Return the minimum size of the set so that at least half of the integers of the array are removed.
Example 1:
Input: arr = [3,3,3,3,5,5,5,2,2,7]
Output: 2
Explanation: Choosing {3,7} will make the new array [5,5,5,2,2] which has size 5 (i.e equal to half of the size of the old array).
Possible sets of size 2 are {3,5},{3,2},{5,2}.

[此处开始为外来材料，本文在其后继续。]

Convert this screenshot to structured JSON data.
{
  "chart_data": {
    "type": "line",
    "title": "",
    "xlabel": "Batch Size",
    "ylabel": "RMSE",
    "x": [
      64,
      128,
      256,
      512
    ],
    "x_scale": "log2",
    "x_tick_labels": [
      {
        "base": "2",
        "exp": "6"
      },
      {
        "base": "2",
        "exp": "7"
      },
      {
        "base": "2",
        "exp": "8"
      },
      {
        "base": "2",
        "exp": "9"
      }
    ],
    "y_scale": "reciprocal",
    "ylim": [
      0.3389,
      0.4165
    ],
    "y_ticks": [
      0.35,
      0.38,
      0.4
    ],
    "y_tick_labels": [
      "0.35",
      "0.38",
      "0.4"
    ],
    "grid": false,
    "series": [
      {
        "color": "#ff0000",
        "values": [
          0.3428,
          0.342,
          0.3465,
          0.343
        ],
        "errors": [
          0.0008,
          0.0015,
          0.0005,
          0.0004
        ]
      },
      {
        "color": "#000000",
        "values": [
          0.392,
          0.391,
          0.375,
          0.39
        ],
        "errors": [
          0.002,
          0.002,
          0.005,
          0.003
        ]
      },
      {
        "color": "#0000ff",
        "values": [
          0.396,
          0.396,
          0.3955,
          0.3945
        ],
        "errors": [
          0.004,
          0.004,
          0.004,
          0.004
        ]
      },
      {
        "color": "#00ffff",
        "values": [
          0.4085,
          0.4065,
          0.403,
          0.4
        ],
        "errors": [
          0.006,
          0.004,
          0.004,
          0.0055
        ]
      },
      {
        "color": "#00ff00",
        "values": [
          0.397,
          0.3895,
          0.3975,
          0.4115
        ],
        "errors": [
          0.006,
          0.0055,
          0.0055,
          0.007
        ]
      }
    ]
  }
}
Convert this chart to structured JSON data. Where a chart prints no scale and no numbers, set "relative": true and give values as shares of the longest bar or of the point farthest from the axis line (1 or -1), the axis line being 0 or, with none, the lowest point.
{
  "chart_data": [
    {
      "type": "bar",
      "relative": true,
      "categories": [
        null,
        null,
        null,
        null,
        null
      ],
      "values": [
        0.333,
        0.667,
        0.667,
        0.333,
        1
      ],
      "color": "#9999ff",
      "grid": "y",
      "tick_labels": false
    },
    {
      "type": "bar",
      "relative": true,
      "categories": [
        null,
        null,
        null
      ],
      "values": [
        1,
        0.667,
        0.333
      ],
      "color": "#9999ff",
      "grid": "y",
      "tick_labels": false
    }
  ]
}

Choosing set {2,7} is not possible as it will make the new array [3,3,3,3,5,5,5] which has size greater than half of the size of the old array.
Example 2:
Input: arr = [7,7,7,7,7,7]
Output: 1
Explanation: The only possible set you can choose is {7}. This will make the new array empty.
Example 3:
Input: arr = [1,9]
Output: 1
Example 4:
Input: arr = [1000,1000,3,7]
Output: 1
Example 5:
Input: arr = [1,2,3,4,5,6,7,8,9,10]
Output: 5
Constraints:
1 <= arr.length <= 10^5
arr.length
is even.1 <= arr[i] <= 10^5
C++ 實現 1
保存每個元素出現的個數, 按照出現次數由高到低的順序移除元素, 直到移除的元素個數至少是原數組大小的一半. 這個步驟既可以用最大堆實現, 也可以排序實現.
class Solution {
private:
struct Comp {
bool operator()(const pair<int, int> &p, const pair<int, int> &q) {
return p.second < q.second;
}
};
public:
int minSetSize(vector<int>& arr) {
unordered_map<int, int> record;
for (auto &a : arr) record[a] ++;
priority_queue<pair<int, int>, vector<pair<int, int>>, Comp> q;
for (auto &p : record) q.push(p);
int res = 0, size = 0;
while (!q.empty()) {
auto p = q.top();
q.pop();
size += p.second;
res ++;
if (size >= arr.size() / 2) break;
}
return res;
}
};